Publishers Weekly Reviews
The staggering contemporary fantasy that launches three-time Hugo Award-winner Jemisin's new trilogy (following the Broken Earth series) leads readers into the beating heart of New York City for a stunning tale of a world out of balance. After hundreds of years of gestation, New York City is awakening to sentience, but "postpartum complications" threaten to destroy it. An alien, amorphous force, personified by the Woman in White, launches an attack on New York. Five people—one for each of the city's five boroughs—are called to become avatars dedicated to protecting the city. If they can combine their powers, they'll be able to awaken the avatar of the city as a whole and defeat the Woman in White, but first they'll have to find each other.

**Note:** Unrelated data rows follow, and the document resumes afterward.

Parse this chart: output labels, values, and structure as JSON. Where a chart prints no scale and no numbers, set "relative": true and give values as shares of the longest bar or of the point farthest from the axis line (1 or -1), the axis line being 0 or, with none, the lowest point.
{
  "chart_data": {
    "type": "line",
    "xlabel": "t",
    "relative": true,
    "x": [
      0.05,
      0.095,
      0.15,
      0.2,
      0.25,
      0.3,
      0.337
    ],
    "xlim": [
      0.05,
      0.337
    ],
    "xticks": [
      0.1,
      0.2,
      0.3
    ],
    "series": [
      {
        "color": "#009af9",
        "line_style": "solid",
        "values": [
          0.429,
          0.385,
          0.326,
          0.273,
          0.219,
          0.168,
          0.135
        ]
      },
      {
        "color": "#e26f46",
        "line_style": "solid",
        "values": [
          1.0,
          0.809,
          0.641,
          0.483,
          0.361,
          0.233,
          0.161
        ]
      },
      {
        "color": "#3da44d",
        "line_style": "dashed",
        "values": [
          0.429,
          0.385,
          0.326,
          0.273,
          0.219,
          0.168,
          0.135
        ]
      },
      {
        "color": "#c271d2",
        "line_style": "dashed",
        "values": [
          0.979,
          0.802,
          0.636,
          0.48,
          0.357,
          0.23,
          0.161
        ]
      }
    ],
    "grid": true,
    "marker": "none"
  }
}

While the Woman in White works to undermine them, the five avatars, whose personalities delightfully mirror the character of their respective boroughs (the Bronx is "creative with an attitude," Manhattan is "smart, charming, well-dressed, and cold enough to strangle you in an alley if we still had alleys"), learn the extent of their new powers. Jemisin's earthy, vibrant New York is mirrored in her dynamic, multicultural cast. Blending the concept of the multiverse with New York City arcana, this novel works as both a wry adventure and an incisive look at a changing city. Readers will be thrilled. Agent: Lucienne Diver, the Knight Agency. (Mar.)